Cheryl Sabella added the comment:
Instead 'hackish', maybe I should have used 'magic'. The overloading just
wasn't obvious to me, meaning I have:
self.font_bold = tracers.add(BooleanVar(parent), self.var_changed_font)
self.space_num = tracers.add(IntVar(parent), ('main', 'Indent', 'num-spaces'))
We defined VarTrace as being (var, callback) pairs and the second example isn't
sending a function. So, even though I understand what we're doing, I wanted to
ask about using different names for my own education. I was even thinking of a
different interface --
add(var, callback=default, config=None)
If config was specified even for the non-default callbacks, then each var could
have its config defined at create time instead of in the var_changed* function.
This wouldn't work for theme/keys `name` and `name2` though (I think that's
the only one with two add_option calls). If the callback didn't have a
changes.add_option, then it can send None for config.
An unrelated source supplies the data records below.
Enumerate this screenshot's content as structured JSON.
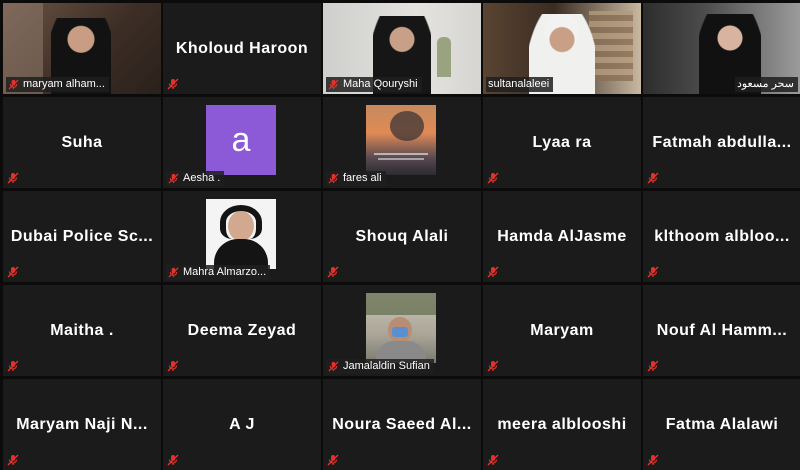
{
  "tiles": [
    {
      "name": "maryam alham...",
      "type": "video"
    },
    {
      "name": "Kholoud Haroon",
      "type": "name"
    },
    {
      "name": "Maha Qouryshi",
      "type": "video"
    },
    {
      "name": "sultanalaleei",
      "type": "video",
      "active": true
    },
    {
      "name": "سحر مسعود",
      "type": "video"
    },
    {
      "name": "Suha",
      "type": "name"
    },
    {
      "name": "Aesha .",
      "type": "avatar",
      "avatar_letter": "a"
    },
    {
      "name": "fares ali",
      "type": "image"
    },
    {
      "name": "Lyaa ra",
      "type": "name"
    },
    {
      "name": "Fatmah abdulla...",
      "type": "name"
    },
    {
      "name": "Dubai Police Sc...",
      "type": "name"
    },
    {
      "name": "Mahra Almarzo...",
      "type": "photo"
    },
    {
      "name": "Shouq Alali",
      "type": "name"
    },
    {
      "name": "Hamda AlJasme",
      "type": "name"
    },
    {
      "name": "klthoom alblоо...",
      "type": "name"
    },
    {
      "name": "Maitha .",
      "type": "name"
    },
    {
      "name": "Deema Zeyad",
      "type": "name"
    },
    {
      "name": "Jamalaldin Sufian",
      "type": "photo"
    },
    {
      "name": "Maryam",
      "type": "name"
    },
    {
      "name": "Nouf Al Hamm...",
      "type": "name"
    },
    {
      "name": "Maryam Naji N...",
      "type": "name"
    },
    {
      "name": "A J",
      "type": "name"
    },
    {
      "name": "Noura Saeed Al...",
      "type": "name"
    },
    {
      "name": "meera alblooshi",
      "type": "name"
    },
    {
      "name": "Fatma Alalawi",
      "type": "name"
    }
  ],
  "colors": {
    "active_border": "#a9d64a",
    "muted_icon": "#e0332b",
    "avatar_bg": "#8c5ad6"
  },
  "icons": {
    "muted": "mic-muted-icon"
  }
}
I hadn't thought of separating `parent`, but I like that idea. It fits in with
the rest of how the widgets are created.
So, if both changes were incorporated:
self.font_bold = tracers.add(parent, BooleanVar,
callback=self.var_changed_font,
config=('main', 'EditorWindow', 'font-bold'))
self.space_num = tracers.add(parent, IntVar,
callback=default,
config=('main', 'Indent', 'num-spaces'))
Maybe that expands VarTrace too much? Or maybe instead of (var, callback)
pairs, it's a dictionary? tracers = {var: (callback, config)}
And then the non-default var_changed methods could use:
changes.add_option(*tracers[var].config, value)
Wouldn't work for var_changed_font because that has the three add_option calls.